As some of us know, the proper course of action is to enjoy our Sunday afternoons with family and friends (and soon football), then to log on here to read the program summary. If a certain guest or caller is of interest, we go to the KSFO archive to listen at our convenience.

Honeybee. Saving investors time since 2005.

tfb said...

I was out harvesting Harrow Sweet pears today, so I had the radio on listening to the author of "I am an ignorant fool about money" the Spanish person's everyday guide to socialism. I was amazed at the advice dispensed by this redistributionist-socialist, commie wacko. She rallied time and time about the rates of return without expounding on the true root cause a Federal reserve system of fiat currency that systematically and purposefully has decided to rob saver’s of their wealth and force them into riskier assets to prop up the failed socialist policies that forced the crises upon us.

tfb

Boca Pete said...

See hablah stupidity? Today's substitute hostess yearned for More government stimulus to help our economy recover and stop our bridges from collapsing - stimulus like spending President Eisenhower put in constructing the interstate highway system.

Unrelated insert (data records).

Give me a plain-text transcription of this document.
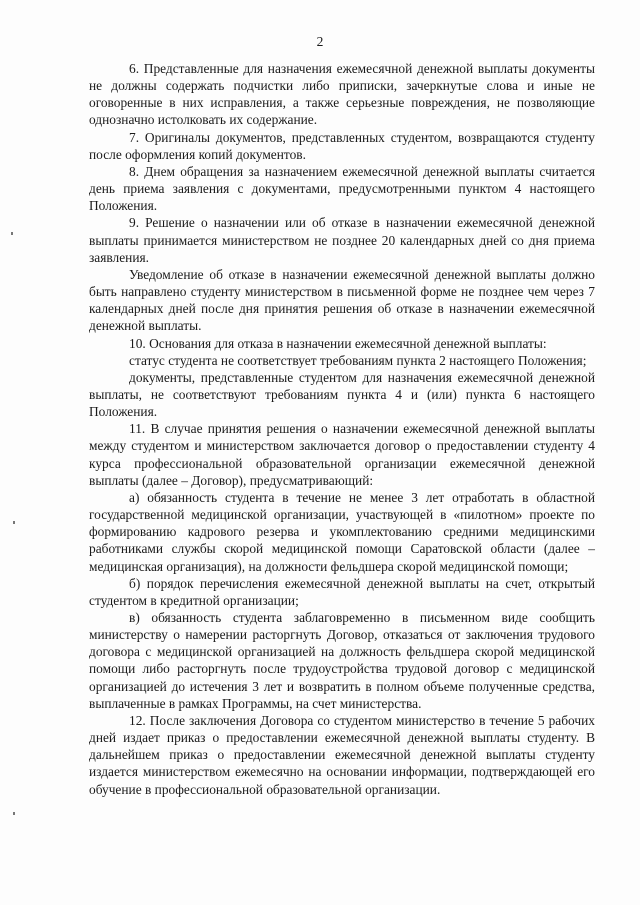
2

6. Представленные для назначения ежемесячной денежной выплаты документы не должны содержать подчистки либо приписки, зачеркнутые слова и иные не оговоренные в них исправления, а также серьезные повреждения, не позволяющие однозначно истолковать их содержание.

7. Оригиналы документов, представленных студентом, возвращаются студенту после оформления копий документов.

8. Днем обращения за назначением ежемесячной денежной выплаты считается день приема заявления с документами, предусмотренными пунктом 4 настоящего Положения.

9. Решение о назначении или об отказе в назначении ежемесячной денежной выплаты принимается министерством не позднее 20 календарных дней со дня приема заявления.

Уведомление об отказе в назначении ежемесячной денежной выплаты должно быть направлено студенту министерством в письменной форме не позднее чем через 7 календарных дней после дня принятия решения об отказе в назначении ежемесячной денежной выплаты.

10. Основания для отказа в назначении ежемесячной денежной выплаты:

статус студента не соответствует требованиям пункта 2 настоящего Положения;

документы, представленные студентом для назначения ежемесячной денежной выплаты, не соответствуют требованиям пункта 4 и (или) пункта 6 настоящего Положения.

11. В случае принятия решения о назначении ежемесячной денежной выплаты между студентом и министерством заключается договор о предоставлении студенту 4 курса профессиональной образовательной организации ежемесячной денежной выплаты (далее – Договор), предусматривающий:

а) обязанность студента в течение не менее 3 лет отработать в областной государственной медицинской организации, участвующей в «пилотном» проекте по формированию кадрового резерва и укомплектованию средними медицинскими работниками службы скорой медицинской помощи Саратовской области (далее – медицинская организация), на должности фельдшера скорой медицинской помощи;

б) порядок перечисления ежемесячной денежной выплаты на счет, открытый студентом в кредитной организации;

в) обязанность студента заблаговременно в письменном виде сообщить министерству о намерении расторгнуть Договор, отказаться от заключения трудового договора с медицинской организацией на должность фельдшера скорой медицинской помощи либо расторгнуть после трудоустройства трудовой договор с медицинской организацией до истечения 3 лет и возвратить в полном объеме полученные средства, выплаченные в рамках Программы, на счет министерства.

12. После заключения Договора со студентом министерство в течение 5 рабочих дней издает приказ о предоставлении ежемесячной денежной выплаты студенту. В дальнейшем приказ о предоставлении ежемесячной денежной выплаты студенту издается министерством ежемесячно на основании информации, подтверждающей его обучение в профессиональной образовательной организации.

This DITZ seems to have forgotten the early stimulus programs arising out of the early days of the current regime were sold to the public based upon so called "Shovel ready Projects". As we have found out, the regime meant by that rewards to supporters of the regime's campaign like Solyndra, Warren Buffet rail car purchases to carry the oil that won't be travelling through the Keystone Pipeline that won't be constructed creating millions of jobs thanks to the regime's rejection of construction permits, Brazilian offshore oil projects in which supporter George Soros was co-invested in, investments in which spouses of supporting members of congress stood to profit.....

ANDTHIS DITZ apparently believes future stimulus would not be misdirected as in the past by incompetant corrupt regime decision makers? She'd likely be interested in buying the Brooklyn Bridge from me.

But she sure has a melodious voice!

Honeybee said...

Ben Bernanke dangles the QE3 carrot, indicating the Federal Reserve may do more to help the economy along:

NEW YORK (Reuters) - Stocks rose on Friday after Federal Reserve Chairman Ben Bernanke, expressing "grave concern" for the stagnating U.S. job market, said the central bank was prepared to take further steps to strengthen the economy if necessary.

Though Bernanke, speaking in Jackson Hole, Wyoming, dashed some hopes for a signal of quick action, his comments bolstered bets that the central bank was closer to providing more stimulus for an economy that is close to stalling.
Stocks had been flat for much of the week ahead of Bernanke's speech, though expectations of additional stimulus from the Fed helped the market this month. All three indexes posted gains for August.

"I think the debate is how strong growth is and how aggressive the Fed is going to be," said Giri Cherukuri, head trader at OakBrook Investments LLC, in Lisle, Illinois.

"Hopefully the economy will just get better on its own, but I think the Fed is saying they're going to be there and is trying to tell the market that they have some power to help things along."

Bernanke Lifts Wall Street Keeps Stimulus in Play

Challo Jeregy said...

This Week's Cover Story
WEEK OF SEPTEMBER 1

Tough as Teflon

Challo Jeregy said...

http://online.barrons.com/article/SB50001424053111903904904577615373858091172.html?mod=BOL_hpp_cover

Dan G said...

I'm glad I missed Ms. Lynn. It would not have been as painful as putting Kitty down, which is where I was at the time, but it would surely be a close second!

I sure wish Bob would find someone interesting and knowledgeable to sub for him on his EXTREMELY rare days off! :-)

Bluce said...

I agree with Dan -- Lynn's gotta go, and she can take Neale with her. Two condescending liberals who treat callers as though they were their kids.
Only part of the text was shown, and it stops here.